Lehrstuhl Biopolymere
Universität Bayreuth


Prof. Dr. N. Deo

School of EECS
University of Central Florida

Determining Shapes of Protein Molecules Fast: with Parallel Computers

In order to fully understand the role of a specific protein, it is important to determine the exact shape of the protein molecule. At present, the most popular experimental means of determining the 3-D shape of a molecule is X-ray crystallography, but it has severe limitations. Some protein crystals take months to grow large enough to be used for X-ray crystallography. Many proteins do not form crystals at all. An alternative tool is Nuclear Magnetic Resonance (NMR) spectroscopy. NMR spectroscopy does not directly give the structure of a molecule. What it gives is the upper and lower limits on distances between some (not all) of the pairs of atoms in the molecule being studied. Calculating the shape of the molecule from their interatomic distances is computationally a challenging task. Efficient parallel processing is thought to drastically reduce the time required for structure determination.
 
Prof. Deo and his doctoral students have discovered new computational approaches which have the potential of drastically reducing the computation time needed (from months to hours). The reduction will come from two sources: (1) novel application of distance geometry, combinatorial mathematics and graph-theory may reduce the total number of calculations performed (by a factor of perhaps as much as 100), and (2) recasting the algorithms (and data structures) to exploit concurrency and execute them on a large cluster of processors which communicate and continuously divide the work among themselves to solve the problem much faster than with a single processor.
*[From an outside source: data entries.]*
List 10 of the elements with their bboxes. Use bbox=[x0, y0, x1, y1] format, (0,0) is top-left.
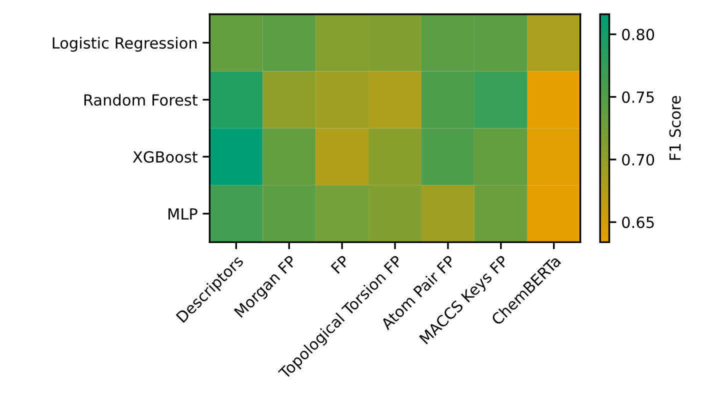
color-bar-label: 0.65 bbox=[622, 216, 654, 228]
color-bar-label: 0.70 bbox=[622, 154, 654, 166]
y-tick-label: Random Forest bbox=[84, 94, 198, 106]
x-tick-label: FP bbox=[330, 254, 350, 274]
y-tick-label: MLP bbox=[168, 208, 198, 220]
color-bar-label: 0.80 bbox=[622, 28, 654, 40]
y-tick-label: Logistic Regression bbox=[52, 36, 197, 52]
y-tick-label: XGBoost bbox=[132, 151, 198, 163]
color-bar-label: 0.75 bbox=[622, 91, 654, 103]
color-bar-title: F1 Score bbox=[669, 96, 681, 160]
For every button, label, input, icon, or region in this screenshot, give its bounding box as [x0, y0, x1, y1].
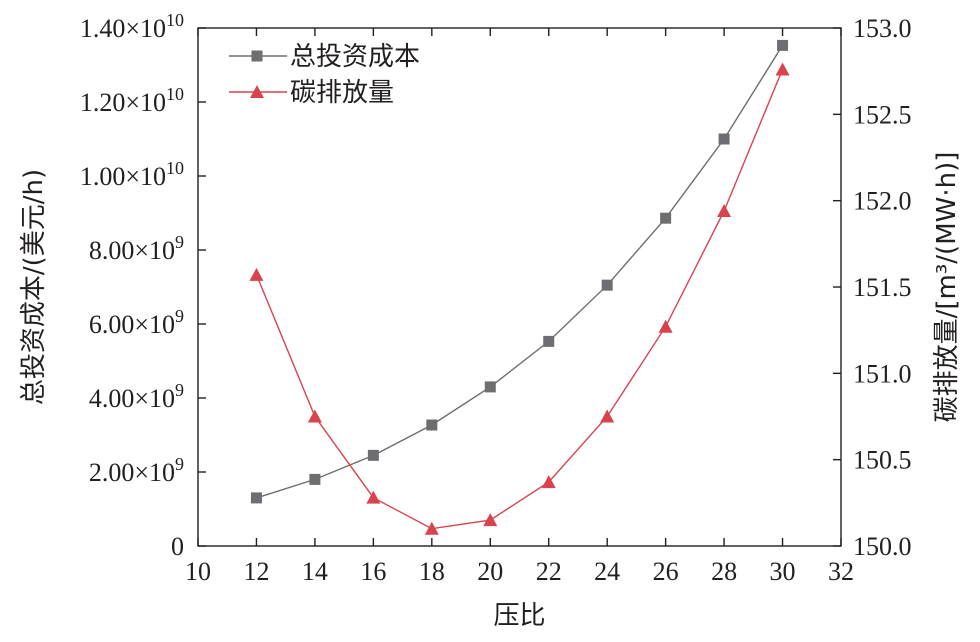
point-marker-carbon [249, 267, 264, 281]
point-marker-total-cost [367, 449, 379, 461]
point-marker-carbon [600, 409, 615, 423]
point-marker-total-cost [777, 39, 789, 51]
x-tick-label: 22 [536, 557, 562, 586]
x-tick-label: 24 [594, 557, 620, 586]
y-right-tick-label: 151.5 [853, 273, 912, 302]
y-left-tick-label: 0 [171, 532, 184, 561]
point-marker-total-cost [250, 492, 262, 504]
point-marker-carbon [775, 62, 790, 76]
legend: 总投资成本 碳排放量 [229, 42, 420, 108]
y-left-tick-label: 6.00×109 [89, 306, 184, 339]
y-right-tick-label: 151.0 [853, 359, 912, 388]
y-right-tick-label: 153.0 [853, 14, 912, 43]
x-tick-label: 18 [419, 557, 445, 586]
x-tick-label: 10 [185, 557, 211, 586]
y-left-tick-label: 8.00×109 [89, 232, 184, 265]
x-axis-title: 压比 [493, 601, 545, 631]
x-tick-label: 28 [711, 557, 737, 586]
point-marker-carbon [366, 490, 381, 504]
point-marker-carbon [424, 521, 439, 535]
series-line-carbon [255, 69, 784, 530]
x-tick-label: 26 [653, 557, 679, 586]
x-tick-label: 12 [243, 557, 269, 586]
x-tick-label: 32 [828, 557, 854, 586]
x-tick-label: 30 [770, 557, 796, 586]
legend-marker-carbon [250, 85, 264, 98]
point-marker-total-cost [601, 279, 613, 291]
y-left-tick-label: 1.00×1010 [80, 158, 184, 191]
legend-label-carbon: 碳排放量 [290, 78, 394, 108]
point-marker-total-cost [660, 212, 672, 224]
y-left-tick-label: 2.00×109 [89, 454, 184, 487]
y-right-tick-label: 152.5 [853, 100, 912, 129]
series-line-total-cost [256, 45, 784, 499]
point-marker-carbon [483, 513, 498, 527]
x-tick-label: 14 [302, 557, 328, 586]
point-marker-total-cost [718, 133, 730, 145]
y-right-tick-label: 150.0 [853, 532, 912, 561]
series-layer [249, 39, 790, 535]
x-tick-label: 16 [360, 557, 386, 586]
point-marker-carbon [541, 475, 556, 489]
point-marker-carbon [307, 409, 322, 423]
y-right-tick-label: 150.5 [853, 446, 912, 475]
point-marker-carbon [658, 319, 673, 333]
y-left-tick-label: 4.00×109 [89, 380, 184, 413]
point-marker-total-cost [426, 419, 438, 431]
point-marker-total-cost [543, 335, 555, 347]
y-right-axis-title: 碳排放量/[m³/(MW·h)] [932, 152, 962, 423]
y-left-axis-title: 总投资成本/(美元/h) [19, 169, 49, 405]
y-left-tick-label: 1.40×1010 [80, 10, 184, 43]
ticks-layer: 10 12 14 16 18 20 22 24 26 28 30 32 0 2.00×109 4.00×10… [80, 10, 912, 586]
legend-marker-total-cost [251, 50, 263, 62]
point-marker-total-cost [309, 473, 321, 485]
legend-label-total-cost: 总投资成本 [290, 42, 420, 72]
y-left-tick-label: 1.20×1010 [80, 84, 184, 117]
x-tick-label: 20 [477, 557, 503, 586]
point-marker-carbon [717, 204, 732, 218]
y-right-tick-label: 152.0 [853, 187, 912, 216]
point-marker-total-cost [484, 381, 496, 393]
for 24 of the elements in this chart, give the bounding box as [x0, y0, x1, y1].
The goal of this project is to develop fast and efficient software that would employ these new and sophisticated algorithms-- based on novel use of distance geometry, graph theory and combinatorial mathematics--for determining the 3-D structure of proteins and other large biomolecules. At the completion of the project, we expect to have designed, written, and tested such a software which would take the NMR data of a protein molecule as its input and produce as its output the 3-D structure of the molecule. The software would be designed to run on a cluster of computers and efficiently exploit parallel processing.

Below are two sample publications by Prof. Deo on this topic:

The project will be conducted in collaboration with the group of PD Dr. Schwarzinger from the Department of Biopolymers at the Universität Bayreuth, who have long standing interest in structure elucidation using NMR spectroscopy.